Updates September 22
PGrid
- Started scraping eBay and Amazon for GPUs, CPUs and SSDs for USA sites using new sharded search scraping method. Went back and forth on the architecture of sharded search scraping which ate a bit of time.
- There appeared to be multiple more bot protections in Amazon US compared to Amazon AUS. I ended up adding a new type of Amazon scraping where it would go to the home page first then input search queries and continue on a single browser. This both sped up scraping as well as got past their anti-bot stuff.
- Added prompt and test file for AI-assisted end-to-end testing where AI compares screenshots and data saved in the DB for accuracy. Needed to iterate on the prompt and test file a bit. This is only done for Amazon multiple term batched searches.
- Also fixing some USA-related config issues around proxies.
- First USA data in the database was nice to see.

- Found eBay single page scraping wasn’t working. Investigating found that they changed where a JSON object that I rely on scraping was located in the HTML. Had to do some debugging as the JSON is not in an easy to access place but updated scraper to find the JSON. JSON structure is still the same luckily.

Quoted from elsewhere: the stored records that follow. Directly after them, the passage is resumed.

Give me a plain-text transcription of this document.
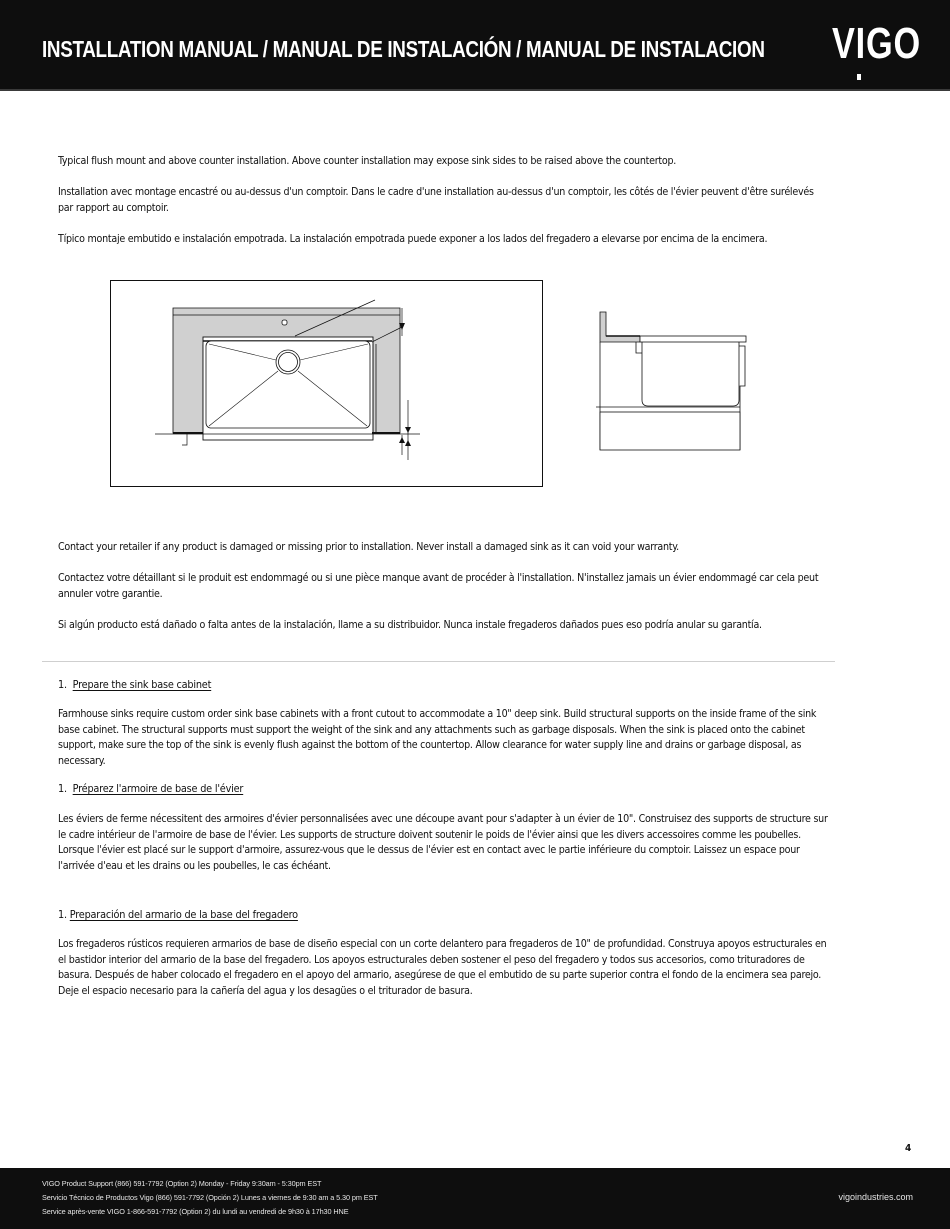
INSTALLATION MANUAL / MANUAL DE INSTALACIÓN / MANUAL DE INSTALACION VIGO

Typical flush mount and above counter installation. Above counter installation may expose sink sides to be raised above the countertop.

Installation avec montage encastré ou au-dessus d'un comptoir. Dans le cadre d'une installation au-dessus d'un comptoir, les côtés de l'évier peuvent d'être surélevés par rapport au comptoir.

Típico montaje embutido e instalación empotrada. La instalación empotrada puede exponer a los lados del fregadero a elevarse por encima de la encimera.

Contact your retailer if any product is damaged or missing prior to installation. Never install a damaged sink as it can void your warranty.

Contactez votre détaillant si le produit est endommagé ou si une pièce manque avant de procéder à l'installation. N'installez jamais un évier endommagé car cela peut annuler votre garantie.

Si algún producto está dañado o falta antes de la instalación, llame a su distribuidor. Nunca instale fregaderos dañados pues eso podría anular su garantía.

1. Prepare the sink base cabinet

Farmhouse sinks require custom order sink base cabinets with a front cutout to accommodate a 10" deep sink. Build structural supports on the inside frame of the sink base cabinet. The structural supports must support the weight of the sink and any attachments such as garbage disposals. When the sink is placed onto the cabinet support, make sure the top of the sink is evenly flush against the bottom of the countertop. Allow clearance for water supply line and drains or garbage disposal, as necessary.

1. Préparez l'armoire de base de l'évier

Les éviers de ferme nécessitent des armoires d'évier personnalisées avec une découpe avant pour s'adapter à un évier de 10". Construisez des supports de structure sur le cadre intérieur de l'armoire de base de l'évier. Les supports de structure doivent soutenir le poids de l'évier ainsi que les divers accessoires comme les poubelles. Lorsque l'évier est placé sur le support d'armoire, assurez-vous que le dessus de l'évier est en contact avec le partie inférieure du comptoir. Laissez un espace pour l'arrivée d'eau et les drains ou les poubelles, le cas échéant.

1. Preparación del armario de la base del fregadero

Los fregaderos rústicos requieren armarios de base de diseño especial con un corte delantero para fregaderos de 10" de profundidad. Construya apoyos estructurales en el bastidor interior del armario de la base del fregadero. Los apoyos estructurales deben sostener el peso del fregadero y todos sus accesorios, como trituradores de basura. Después de haber colocado el fregadero en el apoyo del armario, asegúrese de que el embutido de su parte superior contra el fondo de la encimera sea parejo. Deje el espacio necesario para la cañería del agua y los desagües o el triturador de basura.

4
VIGO Product Support (866) 591-7792 (Option 2) Monday - Friday 9:30am - 5:30pm EST
Servicio Técnico de Productos Vigo (866) 591-7792 (Opción 2) Lunes a viernes de 9:30 am a 5.30 pm EST
Service après-vente VIGO 1-866-591-7792 (Option 2) du lundi au vendredi de 9h30 à 17h30 HNE
vigoindustries.com
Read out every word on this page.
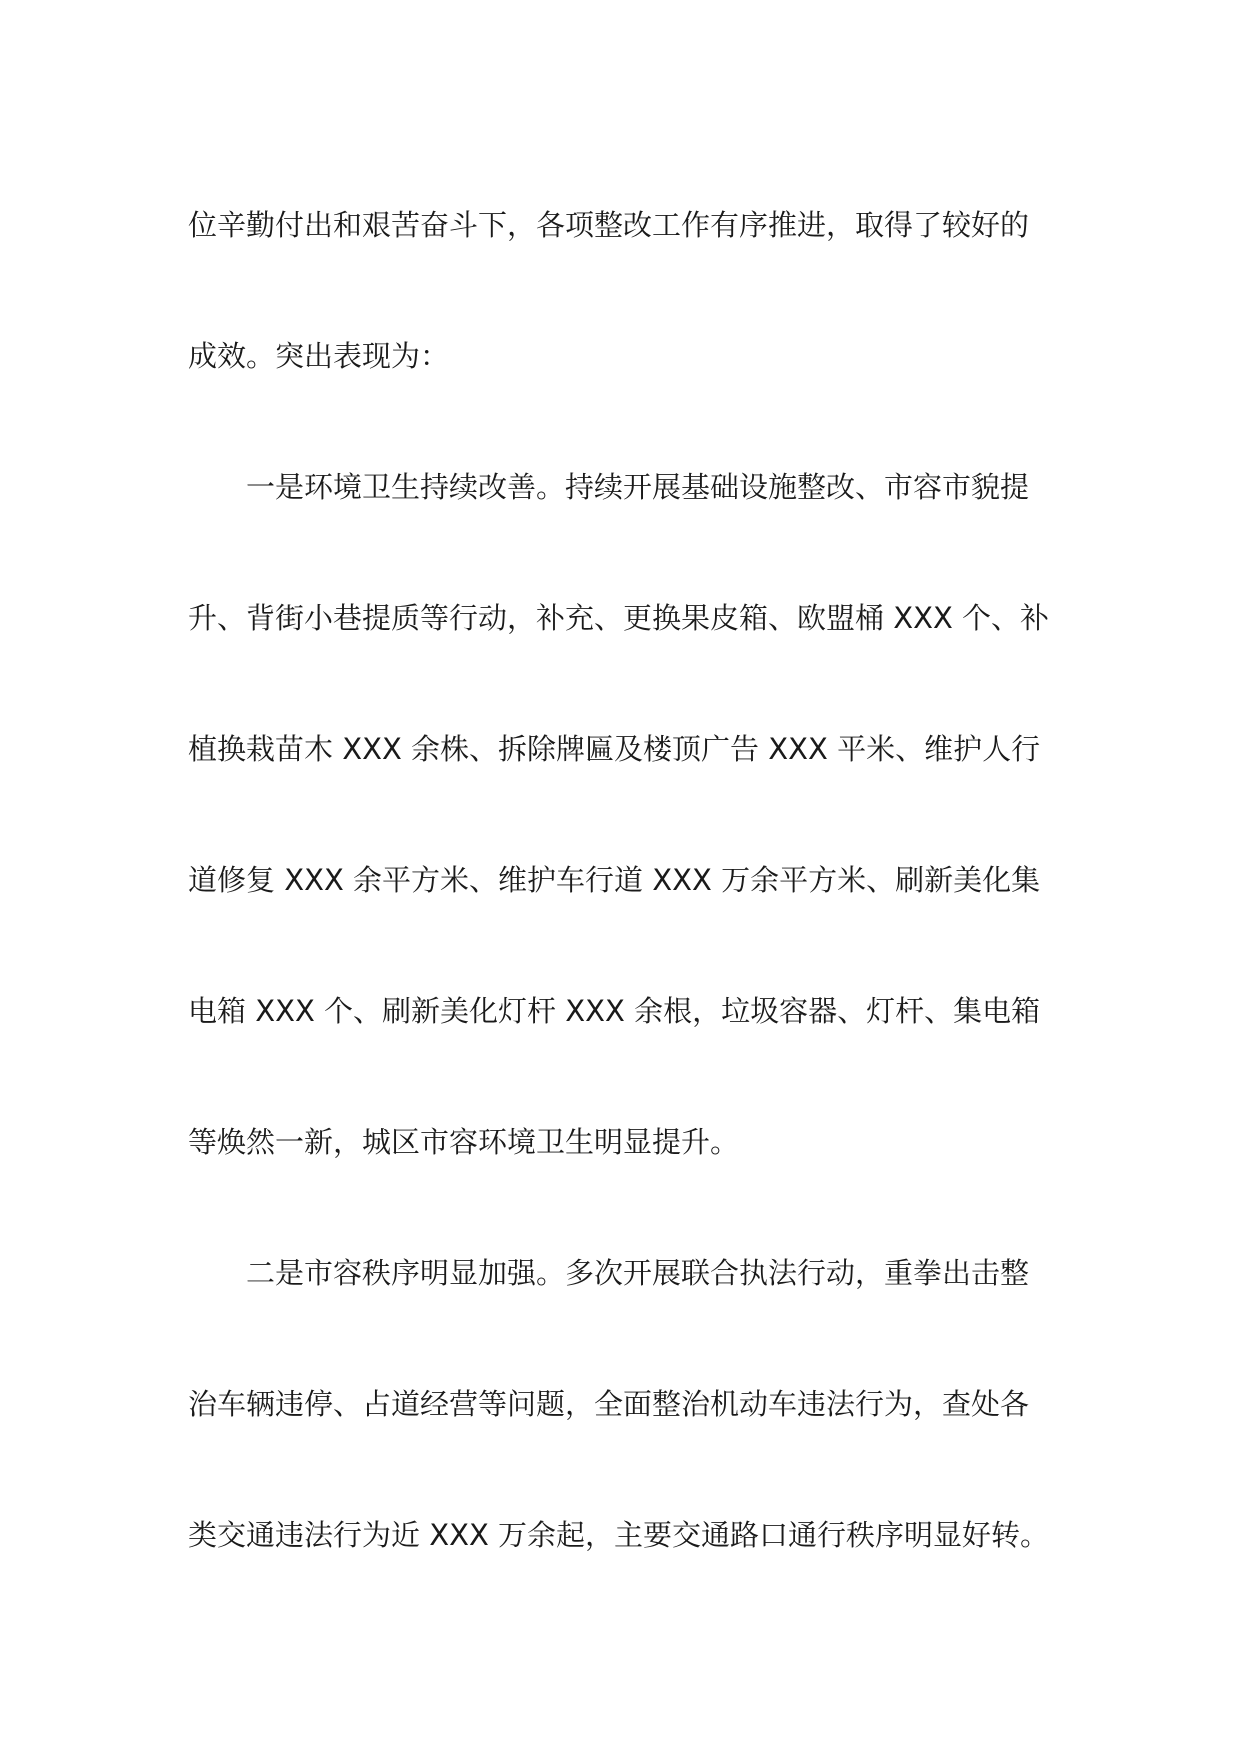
位辛勤付出和艰苦奋斗下，各项整改工作有序推进，取得了较好的
成效。突出表现为：
一是环境卫生持续改善。持续开展基础设施整改、市容市貌提
升、背街小巷提质等行动，补充、更换果皮箱、欧盟桶 XXX 个、补
植换栽苗木 XXX 余株、拆除牌匾及楼顶广告 XXX 平米、维护人行
道修复 XXX 余平方米、维护车行道 XXX 万余平方米、刷新美化集
电箱 XXX 个、刷新美化灯杆 XXX 余根，垃圾容器、灯杆、集电箱
等焕然一新，城区市容环境卫生明显提升。
二是市容秩序明显加强。多次开展联合执法行动，重拳出击整
治车辆违停、占道经营等问题，全面整治机动车违法行为，查处各
类交通违法行为近 XXX 万余起，主要交通路口通行秩序明显好转。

- Found some duplication issues with some SSD models. Got AI to write a script to combine some models and a brand. Updated model spec search prompt to include existing models in DB when doing specs search.
- Ran through brand classification again for SSDs and then model classification. Found some issues related to SSDs being incorrectly classified due to missing models in the database. E.g. we had
Legend 850 Lite but not Legend 850 which are 2 different models and so classification was classifying everything to the lite version and not queueing specs search. Created a prompt for AI to parse pasted Perplexity results which I will use to populate models for this case.